Lets compare vitamin content per 100 calories of Boiled Rutabagas vs Canned Carrots with Salt:
- 100 calories of Boiled Rutabagas have 3.8 times more Vitamin B1, 1.4 times more Vitamin B9 and 5.8 times more Vitamin C than Canned Carrots with Salt.
- While 100 kcal of Drained Canned Carrots with Salt contain more Vitamin A, 1.3 times more Vitamin B6, 3.7 times more Vitamin E and 58.8 times more Vitamin K than Boiled and Drained Rutabagas.
- Both Boiled Rutabagas and Canned Carrots with Salt provide similar amounts of Vitamin B2, Vitamin B3 and Vitamin B5 per 100 calories.

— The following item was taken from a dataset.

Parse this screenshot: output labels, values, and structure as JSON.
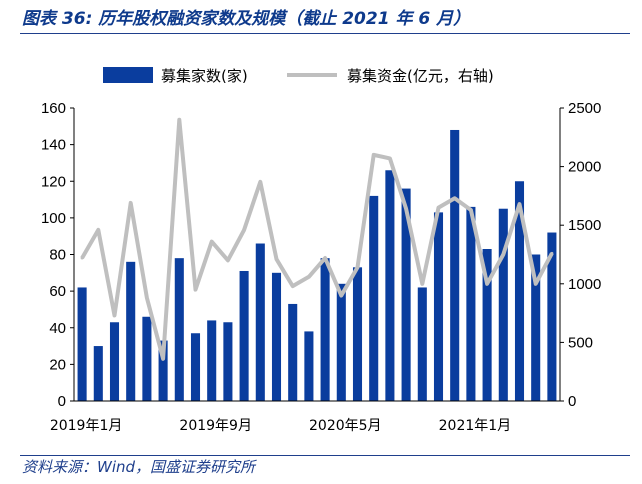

- 100 calories of Boiled Rutabagas have insufficient amounts of Vitamin A and Vitamin K
- Both Boiled and Drained Rutabagas as well as Drained Canned Carrots with Salt have insufficient amounts of Vitamin B12 and Vitamin D in 100 calories.
Comparing minerals per 100 calories for Boiled Rutabagas vs Canned Carrots with Salt:
- 100 calories of Boiled Rutabagas have 1.4 times more Phosphorus and 1.5 times more Selenium than Canned Carrots with Salt.
- While 100 kcal of Drained Canned Carrots with Salt contain 1.7 times more Calcium, 4.3 times more Copper, 4.3 times more Iron, 5.6 times more Manganese, 58.1 times more Sodium and 2.6 times more Zinc than Boiled and Drained Rutabagas.
- Both Boiled Rutabagas and Canned Carrots with Salt contain similar levels of Magnesium, Potassium and Water per 100 calories.
Comparison of macro-nutrients per 100 calories:
- 100 calories of Boiled Rutabagas have 4.3 times more Omega 3, 1.3 times more Sugars and 1.2 times more Protein than Canned Carrots with Salt.
- Both Boiled Rutabagas and Canned Carrots with Salt offer comparable quantities of Energy, Carbohydrate and Fiber per 100 calories.
- Both Boiled and Drained Rutabagas as well as Drained Canned Carrots with Salt provide inadequate amounts of Omega 6 in 100 calories.